This is the first post in an occasional series about rediscovering old science books.
Twins, Lawrence Wright posits, pose a threat to the established order. People have long been scared of, and intrigued by, them. The doppelganger holds a special place in the gothic canon, whilst some cultures have even seen men cutting off a testicle in the hope it would eliminate the possibility of twin-bearing. Conversely, twins have been held up in voodoo ceremonies as objects of worship or been the subject of televised wonder and investigation. Whether the sentiment is positive or negative, we see them as an aberration and have tended to hold such specimens at arm’s length. More than anything else, Wright says, this is because we are scared of what they can tell us about ourselves.
With an identical twin for a father, I expected the tales of synchronised thought processes or uncannily similar life-choices to be the most enthralling sections of the analysis. These nuggets of trivia are diverting and, at times, fascinating; but the book is at its strongest when it dances round the results of research, focusing on the motives behind such investigations and the moral issues that they create. The narrative takes an uncomfortable turn as we face the morally-murky side of scientific discovery.
Two separate yet genetically identical entities are, of course, incredibly useful when it comes to medical research. Twin-related study has been invaluable: the recognition and labelling of certain diseases as genetically predetermined rather than the fault of the mother, for example. Yet because genetically identical individuals living in differing environments allow extrapolations to be drawn about such delicate subjects as race and social strata, scientists can become over-enthused. Time and time again, the dark shadow of eugenics lurks around the corner. Countless incidents are listed; many of them more modern and bound-up with our society than we would like to think. It becomes evident that twins have been used repeatedly as a tool in the persecution of others.
Immoral actions aside, the root cause for twin-led research is philosophically interesting. Take the constant search for a pattern in the distribution of twin births. Some studies show that twins are more likely to be conceived during the summer months than the winter ones, while others have concluded that unwed mothers or those in their first few months of marriage are more likely to conceive twins than their counterparts.

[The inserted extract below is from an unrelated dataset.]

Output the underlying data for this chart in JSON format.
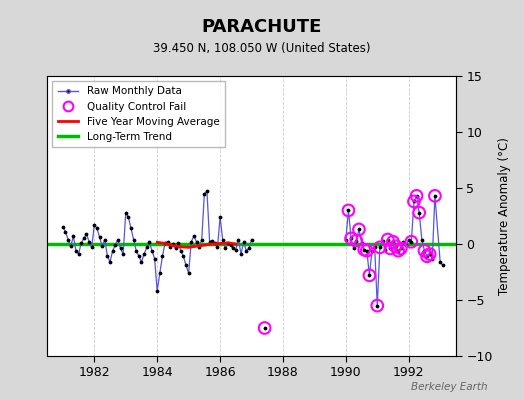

A light and breezy theory for these sorts of trends is posited, but the very act of research might tell us more about mankind than anything that the trends do themselves. We seem to be preoccupied with unearthing or imposing underlying patterns and meanings upon seemingly random chaos. For example, much of the research into twins separated at birth hinges on their continued similarity, despite wildly different external environments and upbringings. Similarities are noted, almost greedily, down to the names of spouses and offspring. These findings beggar belief; are we really to suppose that genetic factors can predispose you to choose a wife with the name Linda?
The need to impose order and feel connected to others may be a response to our fear of the universe’s chaos, and our ultimate feelings of isolation. We are marooned inside our own bodies and can never physically connect with someone else – or even know, for certain, what they are thinking. Our cells and vital matter are bound-up and contained within our skin; an outer casing that keeps us separate from others.
With this in mind, there seems to be something almost romantic about the reuniting of separated twins. It is oddly reminiscent of potential lovers, scoping each other out for suitability – of people trying to find their other half, metaphorically or almost literally (if we conjure up the image of the zygote splitting). Yet twins, though formed from the same set of cells, are still an entity all of their own – and perhaps feel this human isolation even more keenly. We learn of a pair of twins, separated at birth, both homosexual, who become lovers after being reunited and introduced – an almost poetic attempt to be reunited as one.
Wright’s book gives an interesting historical overview of twin-led research and the scientific explanations behind various related medical oddities; but it does much more than that. When read in a philosophically-open frame of mind, it will send you into a self-questioning reverie on the human condition. Is that ever time wasted?